Elizabeth Bishop "Esforços do afeto", trad. Paulo Henriques Brito
O curso que oferecíamos, "Aprenda a escrever", era anunciado nas revistas mais baratas, de agricultura, cinema ou faroeste. Os anúncios eram do tipo que afirma "você também pode ganhar dinheiro escrevendo", anúncios redigidos de modo convincente, porém cuidadoso. Aceitávamos qualquer aluno, qualquer que fosse seu nível de instrução, e o ensinávamos a escrever qualquer tipo de texto - reportagens jornalísticas, anúncios, romances; todo aluno receberia a atenção individual de escritores de sucesso como o senhor Hearn e o senhor Margolies. O curso completo consistia em oito aulas; o pagamento era adiantado, e o preço era quarenta dólares. No tempo em que trabalhei lá, a escola tinha apenas cerca de cento e cinquenta "alunos"; porém num passado bem recente houvera muito, muito mais alunos, e isso voltaria a acontecer assim que o curso passasse por uma "revisão". Pouco antes, tinha havido uma tremenda convulsão na escola, que acarretara a perda da maior parte dos alunos, e por algum motivo tornara-se necessários rever e reimprimir tudo - todas as circulares, todos os formulários de contrato, todas as "lições". Era por isso que havia tantas datilógrafas trabalhando.
Todas essas revisões, inclusive as oito lições, estavam sendo feitas por Rachel.
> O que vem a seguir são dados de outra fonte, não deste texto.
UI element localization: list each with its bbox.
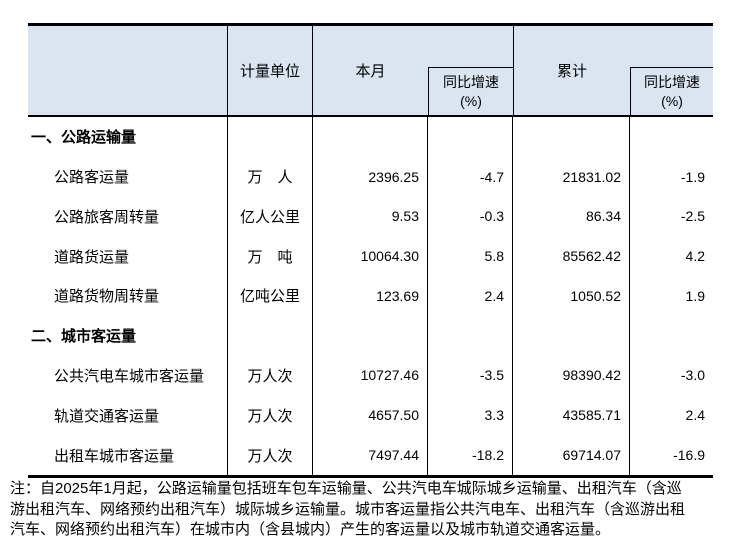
row-label: 公路客运量 (28, 156, 228, 197)
cell-yoy-value (428, 315, 513, 356)
cell-unit: 亿吨公里 (228, 276, 313, 316)
cell-yoy-value: -18.2 (428, 435, 513, 475)
cell-unit: 万 人 (228, 156, 313, 197)
cell-month-value: 2396.25 (313, 156, 428, 197)
cell-cumulative-value: 69714.07 (513, 435, 630, 475)
header-cumulative-column: 累计 (513, 26, 630, 115)
cell-cumulative-yoy-value: -1.9 (680, 168, 705, 185)
cell-month-value (313, 117, 428, 157)
row-label: 道路货运量 (28, 236, 228, 277)
header-yoy-month-column: 同比增速 (%) (428, 67, 513, 115)
cell-yoy-value: 2.4 (428, 276, 513, 316)
cell-cumulative-value: 98390.42 (513, 355, 630, 396)
cell-unit (228, 315, 313, 356)
cell-yoy-value (428, 117, 513, 157)
yoy-percent-label: (%) (661, 92, 683, 109)
cell-unit: 万人次 (228, 355, 313, 396)
cell-cumulative-value: 1050.52 (513, 276, 630, 316)
cell-unit (228, 117, 313, 157)
cell-month-value: 123.69 (313, 276, 428, 316)
row-label: 轨道交通客运量 (28, 395, 228, 436)
header-unit-column: 计量单位 (228, 26, 313, 115)
cell-cumulative-yoy-value: -16.9 (673, 447, 705, 463)
header-yoy-cumulative-column: 同比增速 (%) (630, 67, 713, 115)
cell-month-value: 7497.44 (313, 435, 428, 475)
cell-yoy-value: -3.5 (428, 355, 513, 396)
cell-unit: 万人次 (228, 395, 313, 436)
cell-unit: 亿人公里 (228, 196, 313, 237)
yoy-percent-label: (%) (460, 92, 482, 109)
cell-unit: 万 吨 (228, 236, 313, 277)
row-label: 一、公路运输量 (28, 117, 228, 157)
row-label: 公共汽电车城市客运量 (28, 355, 228, 396)
row-label: 道路货物周转量 (28, 276, 228, 316)
cell-cumulative-value: 86.34 (513, 196, 630, 237)
cell-cumulative-yoy-value (630, 316, 713, 356)
cell-month-value: 9.53 (313, 196, 428, 237)
row-label: 公路旅客周转量 (28, 196, 228, 237)
cell-yoy-value: 3.3 (428, 395, 513, 436)
header-month-column: 本月 (355, 63, 386, 80)
cell-cumulative-yoy-value: 2.4 (685, 407, 705, 424)
cell-cumulative-value: 43585.71 (513, 395, 630, 436)
cell-month-value: 4657.50 (313, 395, 428, 436)
cell-cumulative-value (513, 315, 630, 356)
row-label: 出租车城市客运量 (28, 435, 228, 475)
header-empty-cell (28, 26, 228, 115)
cell-cumulative-yoy-value: -2.5 (680, 208, 705, 225)
footnote-line: 注：自2025年1月起，公路运输量包括班车包车运输量、公共汽电车城际城乡运输量、… (10, 480, 682, 497)
row-label: 二、城市客运量 (28, 315, 228, 356)
transport-statistics-table: 计量单位 本月 同比增速 (%) 累计 同比增速 (%) 一、公路运输量 公路客… (28, 23, 713, 478)
cell-cumulative-yoy-value: 1.9 (685, 287, 705, 304)
cell-month-value: 10064.30 (313, 236, 428, 277)
footnote-line: 汽车、网络预约出租汽车）在城市内（含县城内）产生的客运量以及城市轨道交通客运量。 (10, 521, 611, 538)
cell-cumulative-value: 21831.02 (513, 156, 630, 197)
cell-yoy-value: -4.7 (428, 156, 513, 197)
footnote-line: 游出租汽车、网络预约出租汽车）城际城乡运输量。城市客运量指公共汽电车、出租汽车（… (10, 500, 686, 518)
cell-month-value: 10727.46 (313, 355, 428, 396)
cell-cumulative-yoy-value: 4.2 (685, 248, 705, 265)
yoy-label: 同比增速 (644, 74, 700, 91)
table-body: 一、公路运输量 公路客运量 万 人 2396.25 -4.7 21831.02 … (28, 117, 713, 475)
table-header: 计量单位 本月 同比增速 (%) 累计 同比增速 (%) (28, 26, 713, 117)
cell-month-value (313, 315, 428, 356)
yoy-label: 同比增速 (443, 74, 499, 91)
cell-cumulative-yoy-value: -3.0 (680, 367, 705, 384)
cell-unit: 万人次 (228, 435, 313, 475)
cell-yoy-value: -0.3 (428, 196, 513, 237)
cell-cumulative-yoy-value (630, 117, 713, 157)
cell-yoy-value: 5.8 (428, 236, 513, 277)
cell-cumulative-value: 85562.42 (513, 236, 630, 277)
footnote: 注：自2025年1月起，公路运输量包括班车包车运输量、公共汽电车城际城乡运输量、… (10, 479, 744, 541)
cell-cumulative-value (513, 117, 630, 157)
Sua mesa vivia coberta de pilhas de tiras de papel, presas por clipes, que eram pedaços do "material" antigo do curso. Havia também pilhas de circulares de outros cursos por correspondência, e um que outro manual de composição, dos quais ela extraía as frases mais dogmáticas, por vezes até parágrafos inteiros. Quando resolvia trabalhar, Rachel era rapidíssima. Sua máquina de escrever produzia um ruído equivalente ao de duas ou três máquinas sendo usadas ao mesmo tempo, e as datilógrafas nervosas iam e vinham afobadas da sala grande para nossa saleta, levando e trazendo pilhas de material, como se participassem de uma corrida de revezamento. porém boa parte do tempo Rachel ficava a conversar comigo, ou a contemplar a neve que caía lá fora com uma expressão soturna no rosto. Uma vez perguntou-e: "Por que você não escreve um poema bonito sobre isso?". Uma ou duas vezes, com um cheiro forte de uísque, passou a tarde inteira carrancuda, mergulhada num romance proletário recém-publicado.
Raramente víamos o senhor Black. Ele recebia muitos visitantes em seu escritório, homens muito parecidos com ele, e lhes servia café instantâneo que preparava num fogãozinho; um cheiro desagradável de metanol atravessava a parede divisória e penetrava nossa sala. De vez e quando trazia café para nós duas, em xícaras de vidro baratas com bordas tão ásperas que cortavam os lábios. Ele perguntava: "E como vai nossa moça de Vassar?". Olhava pro cima de meu ombro para a carta que eu estava lentamente produzindo, batendo à máquina com dois ou três dedos, e então exclamava: "Muito bem! Muito bem! Está se saindo muito bem! Eles vão adorar! Vão adorar!". E apertava o meu ombro com uma força excessiva. Às vezes dizia a Rachel: "Dê uma olhada nisso. Guarde; ponha a cópia carbono no seu arquivo. Vamos usar de novo". Rachel gemia alto.
Foi ali, naquele lugar malsão, apesar de tudo que eu já lera e aprendera e julgava já saber sobre o assunto, que pela primeira vez me dei conta do poder misterioso e terrível da escrita. Ou melhor - como "escrita" tem tantos significados diferentes - o poder da palavra escrita, ou até mesmo da Palavra com P maiúsculo, ou mesmo do Verbo, com cujo significado antes eu não havia atinado, mas que de repente se revelou a mim com toda a clareza, ainda que de modo intermitente.